In Search of Sunshine
You know those people that have 2,556 unread emails? Yeah, I’m her.
I’m that person with a voicemail from two Thursdays ago still popping up. I don’t mean to, I just… postpone. Every so often it pays off (minds are changed, crises averted, emotions return to stasis), and that gives me just enough confirmation to continue the pattern of avoidance.
I didn’t always have this habit of drawer-stuffing. People use the word procrastinate, but that’s not it. I’m not lazy and I’m not unorganized, nor am I unmotivated. Rather than a matter of not caring, I chalk it up to a matter of worry. There have been enough bad phone calls and terrible conversations in my life that it might be wise to let it ring.
In four weekends, something is happening.
Something that cannot be shoved into a drawer (or, if it can, I suspect it will hurt a great deal upon taking out).
“The Superior 50 Mile Trail Race is a point-to-point (100% trail) ultramarathon which traverses the Sawtooth Mountain Range on the Superior Hiking Trail in the far reaches northern Minnesota. The course parallels Lake Superior, the greatest freshwater lake in the world, climbs to near 2000′ peaks (25,000 ft net elevation change) with breathtaking vistas of the lake and inland forests and crosses countless whitewater rivers and serene streams while meandering through mystic Boreal forests. The Superior 50 Mile is put on by ultrarunners for ultrarunners.”

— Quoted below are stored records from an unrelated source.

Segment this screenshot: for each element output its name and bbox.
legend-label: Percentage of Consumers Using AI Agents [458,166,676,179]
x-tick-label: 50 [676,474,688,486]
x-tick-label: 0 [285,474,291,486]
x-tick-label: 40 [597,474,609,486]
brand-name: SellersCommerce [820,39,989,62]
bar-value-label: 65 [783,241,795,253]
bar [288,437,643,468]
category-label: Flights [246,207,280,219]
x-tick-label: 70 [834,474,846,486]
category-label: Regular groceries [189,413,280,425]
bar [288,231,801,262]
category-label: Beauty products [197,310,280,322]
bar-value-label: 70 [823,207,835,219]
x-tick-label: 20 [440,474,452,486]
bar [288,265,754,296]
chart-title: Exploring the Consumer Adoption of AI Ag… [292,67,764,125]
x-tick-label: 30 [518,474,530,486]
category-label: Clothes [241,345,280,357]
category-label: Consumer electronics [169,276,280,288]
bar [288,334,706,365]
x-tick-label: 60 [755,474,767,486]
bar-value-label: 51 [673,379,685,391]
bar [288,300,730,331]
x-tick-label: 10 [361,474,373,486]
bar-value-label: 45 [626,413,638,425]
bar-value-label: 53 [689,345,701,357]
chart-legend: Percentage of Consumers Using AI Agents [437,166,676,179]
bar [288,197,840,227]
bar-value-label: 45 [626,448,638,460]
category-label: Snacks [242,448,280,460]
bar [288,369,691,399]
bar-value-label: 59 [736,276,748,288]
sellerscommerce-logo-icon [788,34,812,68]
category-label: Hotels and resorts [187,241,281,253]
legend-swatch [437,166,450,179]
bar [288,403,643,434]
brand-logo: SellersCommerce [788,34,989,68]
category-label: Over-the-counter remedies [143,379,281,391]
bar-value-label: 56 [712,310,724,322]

I’ve never run that far. I’ve never run that hard.
One doesn’t think of “mountain ranges” when one contemplates Minnesotan geography. We Minnesotans like to gloat about working our river bluffs, true, but I’ve also run a tiny bit in Colorado, Utah, Montana, and my knees are knocking. This race not only requires a 50-mile race qualifier, but it’s also a lottery registration. I’m lucky to run it.
For me, this is less of a learning curve and more of a grab-the-bootstraps-and-yank situation. It’s time to do the extra hill repeat, to go the extra 10 miles.
I notice that when I don’t rotate my plants (tomatoes, beans, peppers), they start arching out to deliver their leaves to the sun. They are still growing, but not stronger. They are growing in the wrong direction and increasingly unbalanced. The advice I’m giving to myself this week (applying to my training plan as well as daily life): don’t grow lopsided in search of sunshine, plant yourself where you need to be.
Cover photo: my dog, Sioux. He used to whimper and vomit when I took him in the car. Eventually, he realized that car=trails, and he still whimpered but he also wanted to go. Finally, he started to stick his head out the window and now he loves the car (now I can take him more places, too). He’s a good teacher.